Der kleine Georg (3)
August 6th, 2010 § Hinterlasse einen Kommentar
Wenn er jetzt den Hahn aufdreht, denkt der kleine Georg, dann wird Blut herausströmen. Das Blut wird ihm über die Haare laufen, über sein Gesicht, in die Augen. An die durchsichtige Plastiktür gedrückt, starrt er hinauf zum Duschkopf. Dabei wäre es ausgerechnet heute so eminent wichtig, dass er geduscht in die Schule kommt! Er ist in eine Deutsch-Arbeitsgruppe mit Susi eingeteilt worden. Das bedeutet, er wird zwei Stunden des Vormittags neben Susi sitzen. Ihren Duft atmen. Das Licht in ihrem Haar sehen. Das leise Schaben ihres Füllers auf dem Heftpapier hören.

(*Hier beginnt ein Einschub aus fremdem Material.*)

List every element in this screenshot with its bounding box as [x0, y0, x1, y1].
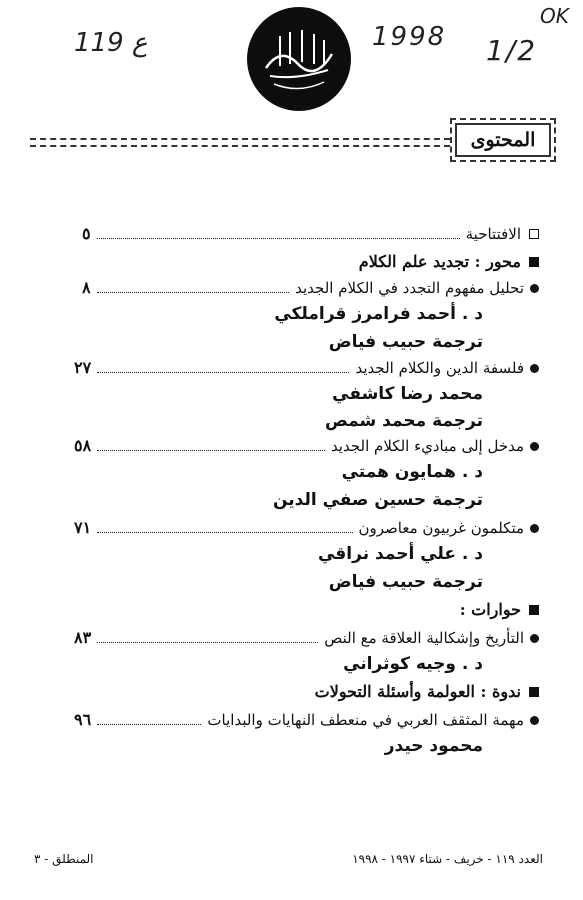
page-number: ٨ [82, 278, 91, 297]
entry-3-author: د . همايون همتي [341, 462, 483, 482]
page-number: ٢٧ [74, 358, 92, 377]
bullet-dot-icon [530, 634, 539, 643]
dot-leader [97, 632, 318, 643]
section-label: ندوة : العولمة وأسئلة التحولات [314, 682, 521, 701]
open-square-bullet-icon [529, 229, 539, 239]
toc-entry-2[interactable] [74, 358, 539, 377]
filled-square-bullet-icon [529, 687, 539, 697]
dot-leader [97, 714, 201, 725]
toc-entry-opening[interactable] [82, 224, 539, 243]
handwritten-year: 1998 [372, 22, 447, 52]
entry-1-author: د . أحمد فرامرز قراملكي [274, 304, 483, 324]
handwritten-fraction: 1/2 [486, 34, 538, 67]
handwritten-issue-number: 119 ع [74, 28, 148, 58]
entry-6-author: محمود حيدر [384, 736, 483, 756]
page-number: ٩٦ [74, 710, 92, 729]
entry-label: مهمة المثقف العربي في منعطف النهايات والبدايات [207, 711, 524, 729]
entry-5-author: د . وجيه كوثراني [343, 654, 483, 674]
dot-leader [97, 228, 460, 239]
page-number: ٥٨ [74, 436, 92, 455]
section-label: حوارات : [459, 600, 521, 619]
entry-label: تحليل مفهوم التجدد في الكلام الجديد [295, 279, 524, 297]
entry-label: مدخل إلى مباديء الكلام الجديد [330, 437, 524, 455]
toc-entry-6[interactable] [74, 710, 539, 729]
page-number: ٧١ [74, 518, 92, 537]
page-title: المحتوى [455, 123, 551, 157]
toc-entry-5[interactable] [74, 628, 539, 647]
bullet-dot-icon [530, 524, 539, 533]
entry-label: متكلمون غربيون معاصرون [358, 519, 524, 537]
bullet-dot-icon [530, 442, 539, 451]
dot-leader [97, 440, 325, 451]
dot-leader [97, 362, 349, 373]
entry-4-author: د . علي أحمد نراقي [317, 544, 483, 564]
entry-label: الافتتاحية [465, 225, 521, 243]
filled-square-bullet-icon [529, 605, 539, 615]
footer-issue-info: العدد ١١٩ - خريف - شتاء ١٩٩٧ - ١٩٩٨ [352, 852, 543, 866]
entry-label: التأريخ وإشكالية العلاقة مع النص [324, 629, 524, 647]
toc-section-symposium [315, 682, 539, 701]
page-number: ٥ [82, 224, 91, 243]
handwritten-ok-mark: OK [540, 4, 569, 28]
page-number: ٨٣ [74, 628, 92, 647]
entry-1-translator: ترجمة حبيب فياض [328, 332, 483, 352]
toc-section-kalam [359, 252, 539, 271]
entry-2-author: محمد رضا كاشفي [332, 384, 483, 404]
footer-journal-page: المنطلق - ٣ [34, 852, 94, 866]
bullet-dot-icon [530, 284, 539, 293]
toc-entry-3[interactable] [74, 436, 539, 455]
dot-leader [97, 282, 290, 293]
dot-leader [97, 522, 352, 533]
toc-section-interviews [460, 600, 539, 619]
filled-square-bullet-icon [529, 257, 539, 267]
entry-label: فلسفة الدين والكلام الجديد [355, 359, 524, 377]
section-label: محور : تجديد علم الكلام [358, 252, 521, 271]
bullet-dot-icon [530, 716, 539, 725]
entry-3-translator: ترجمة حسين صفي الدين [272, 490, 483, 510]
bullet-dot-icon [530, 364, 539, 373]
toc-entry-4[interactable] [74, 518, 539, 537]
entry-4-translator: ترجمة حبيب فياض [328, 572, 483, 592]
toc-entry-1[interactable] [82, 278, 539, 297]
entry-2-translator: ترجمة محمد شمص [324, 411, 483, 431]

Aber welchen Eindruck, fragt sich der kleine Georg, wird es auf die unerreichte, unerreichbare Susi machen, wenn ich über und über mit Blut besudelt auf sie zutrete?
Am Rand des Duschkopfs bildet sich in Superzeitlupe ein Tropfen. Dick und zäh und rot.
Der kleine Georg unterdrückt einen Weinkrampf. An diesem Albtraum hier ist natürlich seine große Schwester schuld! Linda hat ihn verhext, sie hat einen Fluch über die Duschkabine ausgesprochen. Seit ihr in der Stadtbibliothek diese Lederschwarte voller mittelalterlicher Zaubersprüche in die Hände gefallen ist, ist der kleine Georg den Launen des schrecklichen Weibes hilflos ausgeliefert.